Question

A gas bubble formed from an explosion under water oscillates with a period $T$ proportional to $P^{a} d^{b} E^{c}$, where $P$ is pressure, $d$ is the density of water and $E$ is the total energy of explosion.
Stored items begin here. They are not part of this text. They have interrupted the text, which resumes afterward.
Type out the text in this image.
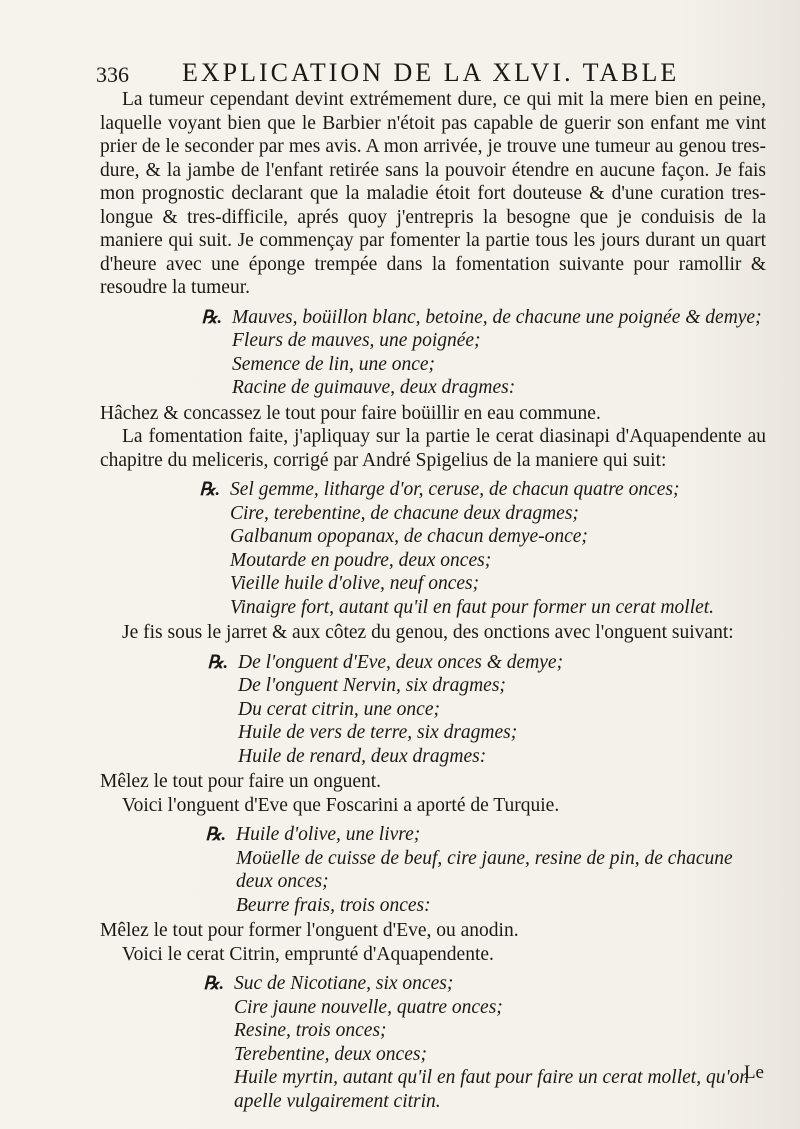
336 EXPLICATION DE LA XLVI. TABLE

La tumeur cependant devint extrémement dure, ce qui mit la mere bien en peine, laquelle voyant bien que le Barbier n'étoit pas capable de guerir son enfant me vint prier de le seconder par mes avis. A mon arrivée, je trouve une tumeur au genou tres-dure, & la jambe de l'enfant retirée sans la pouvoir étendre en aucune façon. Je fais mon prognostic declarant que la maladie étoit fort douteuse & d'une curation tres-longue & tres-difficile, aprés quoy j'entrepris la besogne que je conduisis de la maniere qui suit. Je commençay par fomenter la partie tous les jours durant un quart d'heure avec une éponge trempée dans la fomentation suivante pour ramollir & resoudre la tumeur.

℞. Mauves, boüillon blanc, betoine, de chacune une poignée & demye;
Fleurs de mauves, une poignée;
Semence de lin, une once;
Racine de guimauve, deux dragmes:

Hâchez & concassez le tout pour faire boüillir en eau commune.

La fomentation faite, j'apliquay sur la partie le cerat diasinapi d'Aquapendente au chapitre du meliceris, corrigé par André Spigelius de la maniere qui suit:

℞. Sel gemme, litharge d'or, ceruse, de chacun quatre onces;
Cire, terebentine, de chacune deux dragmes;
Galbanum opopanax, de chacun demye-once;
Moutarde en poudre, deux onces;
Vieille huile d'olive, neuf onces;
Vinaigre fort, autant qu'il en faut pour former un cerat mollet.

Je fis sous le jarret & aux côtez du genou, des onctions avec l'onguent suivant:

℞. De l'onguent d'Eve, deux onces & demye;
De l'onguent Nervin, six dragmes;
Du cerat citrin, une once;
Huile de vers de terre, six dragmes;
Huile de renard, deux dragmes:

Mêlez le tout pour faire un onguent.

Voici l'onguent d'Eve que Foscarini a aporté de Turquie.

℞. Huile d'olive, une livre;
Moüelle de cuisse de beuf, cire jaune, resine de pin, de chacune deux onces;
Beurre frais, trois onces:

Mêlez le tout pour former l'onguent d'Eve, ou anodin.

Voici le cerat Citrin, emprunté d'Aquapendente.

℞. Suc de Nicotiane, six onces;
Cire jaune nouvelle, quatre onces;
Resine, trois onces;
Terebentine, deux onces;
Huile myrtin, autant qu'il en faut pour faire un cerat mollet, qu'on apelle vulgairement citrin.
Le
The value of $a, b, c$ are

• A. $a=1\,b=1,\,c=2$
• B. $a=1,\,b=2,\,c=1$
• C. $a=\frac{5}{6}, b=\frac{1}{2},c=\frac{1}{3}$
• D. $a=-\frac{5}{6},b=\frac{1}{2},c=\frac{1}{3}$

Answer 1

Answer: (D)

$a=-\frac{5}{6},b=\frac{1}{2},c=\frac{1}{3}$

Answer 2

Every equation relating Physical quantities should be in dimensional balance.
Given $T \propto p^{a} d^{b} E^{c}$
Since, only similar quantities can be equated, therefore dimensions of the terms on both sides of the equation must be same.
Hence, we have Dimensions of $=\left[M^{o} L^{o} T^{1}\right]$
Dimensions of pressure $P=\left[M L^{-1} T^{-2}\right]$
Dimensions of density $d=\left[M L^{-3}\right]$
Dimensions of energy $E=\left[M L^{2} T^{-2}\right]$
$\therefore$ We have
$\left[M^{o} L^{o} T^{1}\right]=k\left[M L^{-1} T^{-2}\right]^{a}\left[M L^{-3}\right]^{b}\left[M L^{2} T^{-2}\right]^{c}$
where, $k$ is a constant.
Comparing dimensions of similar terms, we have
$\left[M^{o} L^{o} T^{1}\right]=k\left[M^{a+b+c} L^{-a-3 b+2 c} T^{-2 a-2 c}\right]$
Comparing powers of $M$, we have $0=a+b+c \,\,\,\ldots$(i)
Comparing powers of $L$, we have $0=-a-3 b+2 c \,\,\,\ldots$(ii)
Comparing powers of $T$, we have $1=-2 a-2 c \,\,\,\ldots$(iii)
Solving Eqs. (i), (ii) and (iii), we have
$a=-\frac{5}{6}, b=\frac{1}{2}, c=\frac{1}{3}$